Efficient Cleaning of Strings in a Table

2019-05-06 10:06发布

问题:

I'm currently working on a problem where certain characters need to be cleaned from strings that exist in a table. Normally I'd do a simple UPDATE with a replace, but in this case there are 32 different characters that need to be removed.

I've done some looking around and I can't find any great solutions for quickly cleaning strings that already exist in a table.

Things I've looked into:

  1. Doing a series of nested replaces

    This solution is do-able, but for 32 different replaces it would require either some ugly code, or hacky dynamic sql to build a huge series of replaces.

  2. PATINDEX and while loops

    As seen in this answer it is possible to mimic a kind of regex replace, but I'm working with a lot of data so I'm hesitant to even trust the improved solution to run in a reasonable amount of time when the data volume is large.

  3. Recursive CTEs

    I tried a CTE approuch to this problem, but it didn't run terribly fast once the number of rows got large.

For reference:

CREATE TABLE #BadChar(
    id int IDENTITY(1,1),
    badString nvarchar(10),
    replaceString nvarchar(10)

);

INSERT INTO #BadChar(badString, replaceString) SELECT 'A', '^';
INSERT INTO #BadChar(badString, replaceString) SELECT 'B', '}';
INSERT INTO #BadChar(badString, replaceString) SELECT 's', '5';
INSERT INTO #BadChar(badString, replaceString) SELECT '-', ' ';

CREATE TABLE #CleanMe(
    clean_id int IDENTITY(1,1),
    DirtyString nvarchar(20)
);

DECLARE @i int;
SET @i = 0;
WHILE @i < 100000 BEGIN
    INSERT INTO #CleanMe(DirtyString) SELECT 'AAAAA';
    INSERT INTO #CleanMe(DirtyString) SELECT 'BBBBB';
    INSERT INTO #CleanMe(DirtyString) SELECT 'AB-String-BA';
    SET @i = @i + 1
END;


WITH FixedString (Step, String, cid) AS (
    SELECT 1 AS Step, REPLACE(DirtyString, badString, replaceString), clean_id
    FROM #BadChar, #CleanMe
    WHERE id = 1

    UNION ALL

    SELECT Step + 1, REPLACE(String, badString, replaceString), cid
    FROM FixedString AS T1
    JOIN #BadChar AS T2 ON T1.step + 1 = T2.id
    Join #CleanMe AS T3 on T1.cid = t3.clean_id

)
SELECT String FROM FixedString WHERE step = (SELECT MAX(STEP) FROM FixedString);

DROP TABLE #BadChar;
DROP TABLE #CleanMe;
  1. Use a CLR

    It seems like this is a common solution many people use, but the environment I'm in doesn't make this a very easy one to embark on.
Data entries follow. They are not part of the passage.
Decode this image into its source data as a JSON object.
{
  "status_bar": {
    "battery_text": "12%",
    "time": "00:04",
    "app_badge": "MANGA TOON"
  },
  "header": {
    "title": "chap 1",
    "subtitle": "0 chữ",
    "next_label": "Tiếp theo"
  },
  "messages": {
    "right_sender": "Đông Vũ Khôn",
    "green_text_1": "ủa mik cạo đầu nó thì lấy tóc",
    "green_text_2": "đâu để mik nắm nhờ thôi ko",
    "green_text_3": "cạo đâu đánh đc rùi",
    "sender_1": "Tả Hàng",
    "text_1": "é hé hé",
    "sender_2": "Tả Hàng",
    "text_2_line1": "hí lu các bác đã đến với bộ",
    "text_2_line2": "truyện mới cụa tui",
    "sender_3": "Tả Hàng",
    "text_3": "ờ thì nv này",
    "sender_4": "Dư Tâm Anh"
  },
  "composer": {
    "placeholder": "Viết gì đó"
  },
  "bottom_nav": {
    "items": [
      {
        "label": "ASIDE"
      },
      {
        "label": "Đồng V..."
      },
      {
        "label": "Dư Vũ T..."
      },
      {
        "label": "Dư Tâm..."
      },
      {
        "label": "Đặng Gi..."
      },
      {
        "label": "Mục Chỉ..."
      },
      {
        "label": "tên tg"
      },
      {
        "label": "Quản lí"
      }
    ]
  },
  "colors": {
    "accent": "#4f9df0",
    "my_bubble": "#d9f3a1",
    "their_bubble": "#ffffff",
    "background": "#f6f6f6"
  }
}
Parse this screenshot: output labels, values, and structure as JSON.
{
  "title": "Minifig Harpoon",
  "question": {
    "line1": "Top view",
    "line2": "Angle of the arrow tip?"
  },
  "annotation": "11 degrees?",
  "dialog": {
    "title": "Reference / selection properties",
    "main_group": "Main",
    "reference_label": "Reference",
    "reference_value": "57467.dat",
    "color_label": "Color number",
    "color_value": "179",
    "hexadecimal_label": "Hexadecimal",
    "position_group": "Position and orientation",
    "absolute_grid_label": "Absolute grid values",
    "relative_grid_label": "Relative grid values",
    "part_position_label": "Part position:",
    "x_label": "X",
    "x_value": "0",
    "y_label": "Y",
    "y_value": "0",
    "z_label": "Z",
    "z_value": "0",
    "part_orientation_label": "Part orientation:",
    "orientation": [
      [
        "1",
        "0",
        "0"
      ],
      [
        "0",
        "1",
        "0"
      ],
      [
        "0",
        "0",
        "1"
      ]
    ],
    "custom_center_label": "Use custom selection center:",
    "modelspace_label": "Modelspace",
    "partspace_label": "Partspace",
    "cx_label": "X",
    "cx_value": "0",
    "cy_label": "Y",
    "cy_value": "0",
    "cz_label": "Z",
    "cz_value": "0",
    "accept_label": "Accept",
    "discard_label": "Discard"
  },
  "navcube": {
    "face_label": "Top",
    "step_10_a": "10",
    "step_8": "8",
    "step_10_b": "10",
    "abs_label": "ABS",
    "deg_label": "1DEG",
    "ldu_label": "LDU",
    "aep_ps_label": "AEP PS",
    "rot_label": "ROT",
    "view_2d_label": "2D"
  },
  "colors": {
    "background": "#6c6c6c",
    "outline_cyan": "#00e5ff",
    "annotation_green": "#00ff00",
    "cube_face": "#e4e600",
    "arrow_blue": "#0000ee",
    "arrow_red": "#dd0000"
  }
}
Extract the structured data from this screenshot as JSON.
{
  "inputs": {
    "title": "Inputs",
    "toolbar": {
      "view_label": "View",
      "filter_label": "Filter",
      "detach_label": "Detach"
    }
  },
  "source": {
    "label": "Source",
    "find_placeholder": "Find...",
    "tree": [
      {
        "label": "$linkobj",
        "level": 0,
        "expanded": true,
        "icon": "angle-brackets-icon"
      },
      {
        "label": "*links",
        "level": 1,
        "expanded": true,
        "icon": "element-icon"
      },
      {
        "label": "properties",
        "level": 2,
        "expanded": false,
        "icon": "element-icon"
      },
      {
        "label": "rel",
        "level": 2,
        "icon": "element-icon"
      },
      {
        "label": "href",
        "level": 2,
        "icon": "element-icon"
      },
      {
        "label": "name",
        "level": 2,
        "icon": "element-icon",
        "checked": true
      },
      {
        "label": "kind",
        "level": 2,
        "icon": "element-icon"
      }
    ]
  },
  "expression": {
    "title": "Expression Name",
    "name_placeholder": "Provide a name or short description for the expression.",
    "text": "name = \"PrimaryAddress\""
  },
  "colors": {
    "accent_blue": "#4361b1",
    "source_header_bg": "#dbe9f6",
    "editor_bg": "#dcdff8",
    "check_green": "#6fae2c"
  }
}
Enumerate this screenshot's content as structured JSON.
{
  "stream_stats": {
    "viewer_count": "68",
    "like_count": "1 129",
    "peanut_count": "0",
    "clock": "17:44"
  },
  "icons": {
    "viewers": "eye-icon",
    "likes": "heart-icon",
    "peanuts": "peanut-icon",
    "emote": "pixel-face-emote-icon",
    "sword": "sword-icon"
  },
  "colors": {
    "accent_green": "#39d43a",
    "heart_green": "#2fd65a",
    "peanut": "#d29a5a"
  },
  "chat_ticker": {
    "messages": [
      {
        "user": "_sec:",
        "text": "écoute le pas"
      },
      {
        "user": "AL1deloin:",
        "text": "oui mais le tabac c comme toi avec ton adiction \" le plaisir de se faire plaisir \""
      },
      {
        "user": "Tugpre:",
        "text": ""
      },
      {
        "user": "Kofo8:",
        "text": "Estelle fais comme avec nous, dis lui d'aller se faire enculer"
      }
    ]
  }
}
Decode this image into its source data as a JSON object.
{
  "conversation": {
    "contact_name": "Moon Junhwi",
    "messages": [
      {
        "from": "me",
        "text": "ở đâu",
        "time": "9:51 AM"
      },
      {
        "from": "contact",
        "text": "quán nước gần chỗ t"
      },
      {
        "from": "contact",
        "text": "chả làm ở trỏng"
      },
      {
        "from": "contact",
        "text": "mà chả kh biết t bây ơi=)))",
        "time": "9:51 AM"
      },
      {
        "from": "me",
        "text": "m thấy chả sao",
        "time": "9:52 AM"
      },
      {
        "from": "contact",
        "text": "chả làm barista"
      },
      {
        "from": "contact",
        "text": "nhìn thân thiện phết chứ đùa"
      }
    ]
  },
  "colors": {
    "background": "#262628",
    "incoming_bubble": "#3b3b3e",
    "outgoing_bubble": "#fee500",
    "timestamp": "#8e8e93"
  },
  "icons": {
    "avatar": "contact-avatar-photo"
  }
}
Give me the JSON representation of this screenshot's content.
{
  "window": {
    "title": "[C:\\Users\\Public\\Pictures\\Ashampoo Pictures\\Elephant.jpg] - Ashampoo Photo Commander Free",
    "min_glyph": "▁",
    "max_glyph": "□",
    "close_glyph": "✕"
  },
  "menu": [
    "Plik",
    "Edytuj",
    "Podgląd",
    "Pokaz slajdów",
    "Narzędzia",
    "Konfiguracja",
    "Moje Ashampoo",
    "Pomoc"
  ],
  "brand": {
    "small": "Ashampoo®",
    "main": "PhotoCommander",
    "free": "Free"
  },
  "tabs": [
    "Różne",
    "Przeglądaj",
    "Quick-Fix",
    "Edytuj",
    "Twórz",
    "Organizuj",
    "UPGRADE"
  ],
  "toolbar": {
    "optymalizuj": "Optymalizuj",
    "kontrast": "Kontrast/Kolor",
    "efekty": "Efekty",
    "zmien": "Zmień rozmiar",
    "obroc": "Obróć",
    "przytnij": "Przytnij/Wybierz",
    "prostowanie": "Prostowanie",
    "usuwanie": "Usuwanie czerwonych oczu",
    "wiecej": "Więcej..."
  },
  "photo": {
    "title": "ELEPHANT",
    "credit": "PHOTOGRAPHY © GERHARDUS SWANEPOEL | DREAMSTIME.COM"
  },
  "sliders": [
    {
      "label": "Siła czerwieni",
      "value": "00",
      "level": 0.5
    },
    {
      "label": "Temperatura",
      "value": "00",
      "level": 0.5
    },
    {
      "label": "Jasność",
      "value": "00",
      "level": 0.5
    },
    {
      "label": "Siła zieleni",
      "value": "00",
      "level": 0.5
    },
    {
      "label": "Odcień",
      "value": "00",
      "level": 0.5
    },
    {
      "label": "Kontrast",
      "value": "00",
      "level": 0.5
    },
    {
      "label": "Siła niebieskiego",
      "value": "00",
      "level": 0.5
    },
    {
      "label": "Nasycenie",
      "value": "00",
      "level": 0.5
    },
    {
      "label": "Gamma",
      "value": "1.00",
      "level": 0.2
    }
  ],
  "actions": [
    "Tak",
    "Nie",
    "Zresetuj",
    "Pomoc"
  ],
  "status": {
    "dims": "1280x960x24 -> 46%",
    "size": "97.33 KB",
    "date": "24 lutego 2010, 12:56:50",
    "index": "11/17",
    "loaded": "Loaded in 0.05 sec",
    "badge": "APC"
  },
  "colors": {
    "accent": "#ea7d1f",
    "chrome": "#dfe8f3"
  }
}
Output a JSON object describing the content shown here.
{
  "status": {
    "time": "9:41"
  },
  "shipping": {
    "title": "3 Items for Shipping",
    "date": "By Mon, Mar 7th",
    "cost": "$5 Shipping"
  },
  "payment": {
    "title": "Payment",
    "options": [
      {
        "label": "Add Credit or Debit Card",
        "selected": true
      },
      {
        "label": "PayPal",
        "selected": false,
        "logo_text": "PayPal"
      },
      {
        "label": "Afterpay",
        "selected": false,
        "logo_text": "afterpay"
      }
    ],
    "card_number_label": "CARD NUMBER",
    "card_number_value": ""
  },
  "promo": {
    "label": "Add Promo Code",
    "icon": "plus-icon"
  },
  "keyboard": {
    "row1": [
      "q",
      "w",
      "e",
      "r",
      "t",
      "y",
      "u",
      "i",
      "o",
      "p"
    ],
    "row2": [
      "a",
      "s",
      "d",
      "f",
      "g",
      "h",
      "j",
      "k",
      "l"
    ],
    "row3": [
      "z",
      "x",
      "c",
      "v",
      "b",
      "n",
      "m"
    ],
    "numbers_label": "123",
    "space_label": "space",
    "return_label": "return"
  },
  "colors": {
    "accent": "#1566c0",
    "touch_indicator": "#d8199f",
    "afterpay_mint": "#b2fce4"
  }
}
Are there any other ways to go about this I've over looked? Or any improvements upon the methods I've already looked into for this?

回答1:

Leveraging the idea from Alan Burstein's solution, you could do something like this, if you wanted to hard code the bad/replace strings. This would work for bad/replace strings longer than a single character as well.

CREATE FUNCTION [dbo].[CleanStringV1]
(
  @String   nvarchar(4000)
)
RETURNS nvarchar(4000) WITH SCHEMABINDING AS 
BEGIN
 SELECT @string = REPLACE
  (
    @string COLLATE Latin1_General_BIN,
    badString,
    replaceString
  )
 FROM
 (VALUES
      ('A', '^')
    , ('B', '}')
    , ('s', '5')
    , ('-', ' ')
    ) t(badString, replaceString) 
 RETURN @string;
END;

Or, if you have a table containing the bad/replace strings, then

CREATE FUNCTION [dbo].[CleanStringV2]
(
  @String   nvarchar(4000)
)
RETURNS nvarchar(4000) AS 
BEGIN
 SELECT @string = REPLACE
  (
    @string COLLATE Latin1_General_BIN,
    badString,
    replaceString
  )
 FROM BadChar
 RETURN @string;
END;

These are case sensitive. You can remove the COLLATE bit if you want case insensitive. I did a few small tests, and these were not much slower than nested REPLACE. The first one with the hardcoded strings was a the faster of the two, and was nearly as fast as nested REPLACE.